NRW-Gesundheitsministerin Barbara Steffens bedauerte, dass die „Kirche sich von der Realität entfremdet“, wenn beispielsweise eine Kindergärtnerin von einem katholischen Kindergarten entlassen würde, weil sie nach ihrer Scheidung einen neuen Partner habe. „Wir leben in einer Gesellschaft, in der Menschen sich von ihren Partnern trennen.“ Prälat Peter Neher von der Caritas betonte, dass eine Scheidung keinesfalls automatisch eine Kündigung des kirchlichen Arbeitgebers nach sich ziehe: „Es gibt keine Automatismen.“ Beziehungen könnten scheitern, es könnte Neuanfänge geben, und genau deswegen werde derzeit innerhalb der Kirche intensiv darüber diskutiert, wie man „den Wert der Ehe einerseits und andererseits die Lebenswirklichkeit miteinander in Beziehung setzen“ könne.

Was bleibt von der Jauch-Sendung?

In der Sendung hätte allen klar werden können, dass die Wissenschaft bis heute nicht weiß, was die von ProFamilia seit Mai 2012 propagierte "Pille danach" wirklich bewirkt. Verhindert sie nur eine Befruchtung oder sorgt sie tatsächlich für einen Schwangerschaftsabbruch? Aber Jauch betonte lieber, dass Kardinal Meissner eine Pille erlaubt, die es gar nicht gibt.

Die Marschroute der Sendung war schon durch den Titel ("Im Namen Gottes – wie gnadenlos ist der Konzern Kirche?") vorgegeben.
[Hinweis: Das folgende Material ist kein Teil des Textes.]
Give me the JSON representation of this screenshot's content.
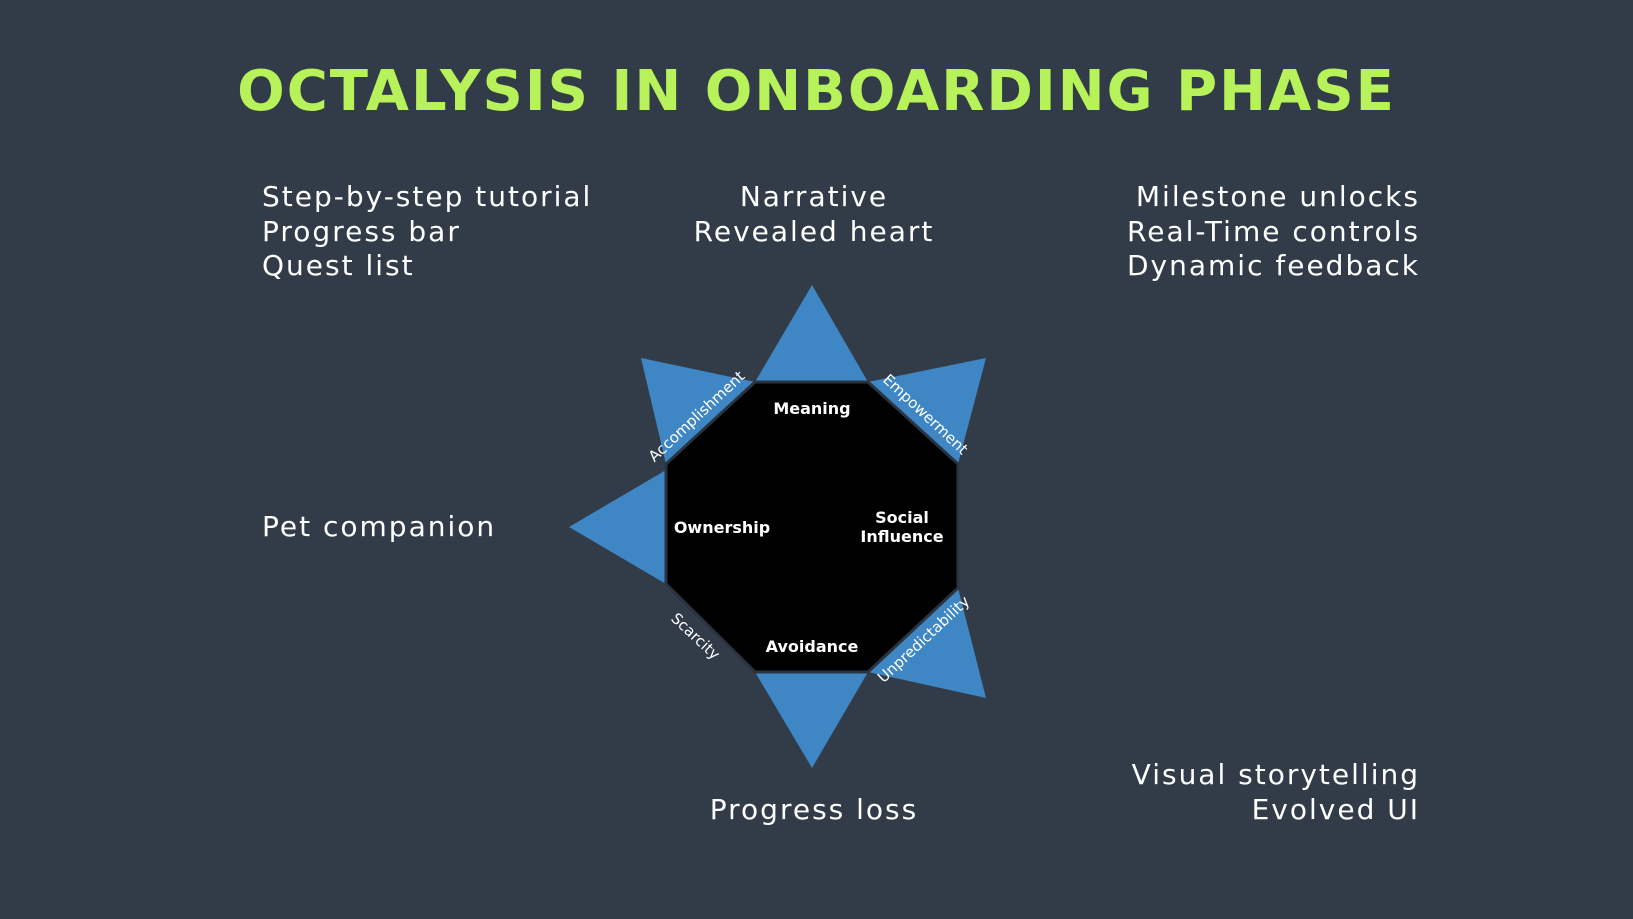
{
  "title": "OCTALYSIS IN ONBOARDING PHASE",
  "colors": {
    "background": "#323c49",
    "title": "#b8f25a",
    "spike": "#3f86c4",
    "octagon": "#000000",
    "text": "#ffffff"
  },
  "notes": {
    "top_left": [
      "Step-by-step tutorial",
      "Progress bar",
      "Quest list"
    ],
    "top_center": [
      "Narrative",
      "Revealed heart"
    ],
    "top_right": [
      "Milestone unlocks",
      "Real-Time controls",
      "Dynamic feedback"
    ],
    "mid_left": [
      "Pet companion"
    ],
    "bottom_center": [
      "Progress loss"
    ],
    "bottom_right": [
      "Visual storytelling",
      "Evolved UI"
    ]
  },
  "octagon": {
    "core_drives": {
      "top": "Meaning",
      "left": "Ownership",
      "right_line1": "Social",
      "right_line2": "Influence",
      "bottom": "Avoidance"
    },
    "side_labels": {
      "upper_left": "Accomplishment",
      "upper_right": "Empowerment",
      "lower_left": "Scarcity",
      "lower_right": "Unpredictability"
    }
  }
}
Jauch sollte nur noch den Grad der Gnadenlosigkeit erörtern. Und dazu brauchte es keine Kirchenvertreter.

Nach der Sendung bleibt für mich nur der Schock, dass in dem Sonntag-Abend-Talk ein Gast mehrfach ausgelacht wurde, ohne dass der Moderator Günther Jauch etwas dagegen gesagt hätte. Zumindest das ist einer Sendung im öffentlich-rechtlichen Fernsehen unwürdig.